Saturday, August 14, 2004

Kerry and the vets

One of the major (non)stories of the Kerry-Swiftvet situation is the lack of attention that the mainstream media has given to the Swiftees' ACTUAL statements, as opposed to: (1) who funds the Swiftees, (2) the timbre of the allegations, (3) the knee-jerk Democratic claims that this is just a function of the vast right-wing conspiracy. Dave Kopel of the Rocky Mountain News (link in title) examined the issue's coverage by the Denver papers:

The Denver dailies have covered the story exclusively by attacking Swift Boat Veterans for Truth through:

• An Associated Press article in both papers reporting that John McCain denounced the attacks on Kerry (without providing any evidence that the attacks are factually wrong);

• [Rocky Mountain] News columnist Mike Littwin criticizing Bush for not criticizing the Swift boat veterans (Aug. 7);

• The [Denver] Post's Jim Spencer defending Kerry's Purple Hearts (a July 30 column with more substance than other Kerry defenses); and

• An AP article pointing out that John Corsi, the co-author of Unfit for Command has made disparaging remarks about Islam and Catholicism (News, Aug. 11).


Kopel's analysis shows that Denver's coverage is consistent with the coverage that the facts of Kerry's Xmas in Cambodia, Purple Hearts and valor decorations have received in the rest of the media at large. As shown on That Liberal Media here, here and here, the NY Times, Washington Post, LA Times, and other major media have not deigned to examine the substance of the Swift Vets evidence but have been more than happy to blast the Swiftees as Republican dupes.
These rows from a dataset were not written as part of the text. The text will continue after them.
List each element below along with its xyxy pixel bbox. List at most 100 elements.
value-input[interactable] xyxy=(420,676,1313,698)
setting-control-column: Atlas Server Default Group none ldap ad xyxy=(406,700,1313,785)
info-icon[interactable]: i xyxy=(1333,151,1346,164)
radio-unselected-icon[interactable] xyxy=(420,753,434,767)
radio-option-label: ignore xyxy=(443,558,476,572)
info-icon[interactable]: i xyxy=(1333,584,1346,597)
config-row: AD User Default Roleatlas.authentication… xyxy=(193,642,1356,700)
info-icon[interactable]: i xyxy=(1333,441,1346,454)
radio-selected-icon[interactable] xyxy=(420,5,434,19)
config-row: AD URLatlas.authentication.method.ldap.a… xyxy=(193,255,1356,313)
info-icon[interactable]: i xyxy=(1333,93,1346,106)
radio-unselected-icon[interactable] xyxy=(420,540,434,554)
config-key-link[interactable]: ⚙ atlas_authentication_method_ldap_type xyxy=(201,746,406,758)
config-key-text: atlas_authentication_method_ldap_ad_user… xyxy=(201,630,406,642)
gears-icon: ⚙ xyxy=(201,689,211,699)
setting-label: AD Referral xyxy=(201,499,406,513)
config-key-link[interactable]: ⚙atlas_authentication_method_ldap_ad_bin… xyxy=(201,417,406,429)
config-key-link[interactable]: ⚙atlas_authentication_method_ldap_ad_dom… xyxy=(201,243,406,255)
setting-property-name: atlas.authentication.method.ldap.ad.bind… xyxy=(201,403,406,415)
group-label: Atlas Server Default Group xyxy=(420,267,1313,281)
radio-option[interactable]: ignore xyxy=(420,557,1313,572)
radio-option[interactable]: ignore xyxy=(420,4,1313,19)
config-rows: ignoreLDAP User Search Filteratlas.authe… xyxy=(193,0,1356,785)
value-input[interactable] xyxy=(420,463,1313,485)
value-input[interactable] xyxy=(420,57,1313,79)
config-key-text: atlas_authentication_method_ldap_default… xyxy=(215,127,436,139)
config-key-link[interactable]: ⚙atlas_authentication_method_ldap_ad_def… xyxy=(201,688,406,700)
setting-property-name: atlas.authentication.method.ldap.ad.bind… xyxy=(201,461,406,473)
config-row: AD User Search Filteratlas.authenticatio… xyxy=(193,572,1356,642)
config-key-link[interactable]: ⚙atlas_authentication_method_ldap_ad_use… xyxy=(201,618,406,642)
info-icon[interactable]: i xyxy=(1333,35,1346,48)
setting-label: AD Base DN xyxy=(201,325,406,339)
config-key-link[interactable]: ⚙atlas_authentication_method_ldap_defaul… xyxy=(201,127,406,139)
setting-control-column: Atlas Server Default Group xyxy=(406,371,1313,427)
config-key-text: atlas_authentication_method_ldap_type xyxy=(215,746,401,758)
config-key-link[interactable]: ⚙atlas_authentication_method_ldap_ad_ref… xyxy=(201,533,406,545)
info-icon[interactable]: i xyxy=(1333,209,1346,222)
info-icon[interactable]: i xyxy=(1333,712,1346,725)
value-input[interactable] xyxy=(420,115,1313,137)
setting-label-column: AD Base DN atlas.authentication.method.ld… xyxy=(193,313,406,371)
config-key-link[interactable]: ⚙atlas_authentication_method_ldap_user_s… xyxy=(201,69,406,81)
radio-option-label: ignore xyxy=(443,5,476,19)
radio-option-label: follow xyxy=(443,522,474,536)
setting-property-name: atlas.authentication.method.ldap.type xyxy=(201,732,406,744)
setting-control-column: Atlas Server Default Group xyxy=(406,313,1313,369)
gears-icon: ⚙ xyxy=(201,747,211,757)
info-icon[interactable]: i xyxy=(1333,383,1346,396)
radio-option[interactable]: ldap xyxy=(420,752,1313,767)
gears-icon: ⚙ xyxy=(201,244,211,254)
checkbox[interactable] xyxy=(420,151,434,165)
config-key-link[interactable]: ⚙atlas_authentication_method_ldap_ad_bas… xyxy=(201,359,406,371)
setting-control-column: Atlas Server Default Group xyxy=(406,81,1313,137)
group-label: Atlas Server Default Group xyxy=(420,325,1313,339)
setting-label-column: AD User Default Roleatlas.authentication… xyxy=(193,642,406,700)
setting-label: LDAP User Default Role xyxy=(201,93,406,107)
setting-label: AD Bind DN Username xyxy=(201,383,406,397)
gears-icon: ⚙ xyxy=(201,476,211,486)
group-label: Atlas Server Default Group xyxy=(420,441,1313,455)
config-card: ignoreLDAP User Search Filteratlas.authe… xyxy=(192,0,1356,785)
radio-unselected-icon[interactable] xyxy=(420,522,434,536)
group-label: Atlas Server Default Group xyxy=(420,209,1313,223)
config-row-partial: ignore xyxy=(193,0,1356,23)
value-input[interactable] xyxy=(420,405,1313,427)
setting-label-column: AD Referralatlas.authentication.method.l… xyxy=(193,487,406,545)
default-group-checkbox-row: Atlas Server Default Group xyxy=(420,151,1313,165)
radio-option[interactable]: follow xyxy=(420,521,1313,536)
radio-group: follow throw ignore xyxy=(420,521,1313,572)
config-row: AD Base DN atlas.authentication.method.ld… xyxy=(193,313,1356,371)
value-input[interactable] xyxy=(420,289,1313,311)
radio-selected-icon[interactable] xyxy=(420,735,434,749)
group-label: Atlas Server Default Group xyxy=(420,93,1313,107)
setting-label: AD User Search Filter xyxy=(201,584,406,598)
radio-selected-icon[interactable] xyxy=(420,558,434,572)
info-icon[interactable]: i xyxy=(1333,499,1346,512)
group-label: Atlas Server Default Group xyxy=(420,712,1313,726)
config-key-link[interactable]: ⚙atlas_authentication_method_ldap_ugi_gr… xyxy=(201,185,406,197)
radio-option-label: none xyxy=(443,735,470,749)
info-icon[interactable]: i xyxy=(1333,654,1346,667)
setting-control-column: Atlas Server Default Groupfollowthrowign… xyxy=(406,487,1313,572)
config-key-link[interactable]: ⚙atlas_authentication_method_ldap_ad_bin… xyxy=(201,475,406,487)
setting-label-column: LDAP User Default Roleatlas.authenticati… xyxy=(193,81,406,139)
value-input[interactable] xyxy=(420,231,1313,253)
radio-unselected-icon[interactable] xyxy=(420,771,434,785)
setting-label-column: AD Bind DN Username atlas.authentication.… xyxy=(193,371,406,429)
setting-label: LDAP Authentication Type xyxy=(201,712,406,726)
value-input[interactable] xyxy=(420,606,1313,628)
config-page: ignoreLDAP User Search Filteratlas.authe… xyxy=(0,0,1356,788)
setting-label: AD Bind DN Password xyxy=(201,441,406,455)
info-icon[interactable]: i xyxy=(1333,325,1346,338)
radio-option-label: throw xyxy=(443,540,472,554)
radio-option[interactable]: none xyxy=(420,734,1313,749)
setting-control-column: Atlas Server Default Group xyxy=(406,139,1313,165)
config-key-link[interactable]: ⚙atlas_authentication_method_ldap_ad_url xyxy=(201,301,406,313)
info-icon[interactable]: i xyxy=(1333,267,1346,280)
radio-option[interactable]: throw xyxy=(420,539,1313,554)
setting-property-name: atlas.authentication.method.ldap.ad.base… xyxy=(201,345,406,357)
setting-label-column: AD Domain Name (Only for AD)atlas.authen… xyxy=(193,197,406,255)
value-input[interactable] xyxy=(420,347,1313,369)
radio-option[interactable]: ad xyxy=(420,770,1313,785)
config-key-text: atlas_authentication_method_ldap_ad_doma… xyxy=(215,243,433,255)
But the story has gotten great traction in the blogosphere.

First, Captain Ed has been analyzing in great detail the substance of the Swiftees' statements compared to Kerry's current and past descriptions of his actions and missions. The deviations are too numerous to mention in a post (Captain Ed has had 8 and counting just on the Xmas in Cambodia fallacy, four on the inaccuracies in David Alston's story) but the major effects are: (1) the Xmas in Cambodia -- this Kerry claim has completely fallen apart and is now exposed as a false construct with the Kerry campaign changing its explanations and eventually asking Kerry's biographer to write a piece for The New Yorker to reconstruct the past; I discussed the impact on Kerry's reason to even BE a politician here; (2) Alston was a speaker at the Democratic National Convention because he claimed he served under Kerry, but Alston was wounded and removed from action the day before Kerry took command of the Swift that Alston had served on, thus he never served under Kerry; (3) even a mainstream press columnist now calls for Kerry to come clean, make public all his service records and be fully honest. But, as the posts from That Liberal Media show, the LA Times treats all this as off-limits.

Second, the charges are beginning to get traction with polls, as shown here in this study.

Third, Instapundit (scroll to Aug. 13 and below) has been banging away at the facts and information the mainstream media has missed. Instapundit is the probably the most popular non-ideological blog on the Internet so his comments carry weight.

Reagan and Clinton both proved that the easiest way to defuse the personal damage that could result from a scandal is to nip it in the bud as soon as possible: Reagan said "mistakes were made" and got a pass on Iran-Contra; Clinton said "we've had problems in our marriage" without saying adultery and got a pass from the press in 1992. Only cover-ups generate endless questions (Watergate, Lewinsky). Kerry has covered-up, backtracked and revised history -- an unholy trinity of obfuscation. Luckily for him, the mainstream media does not seem to care.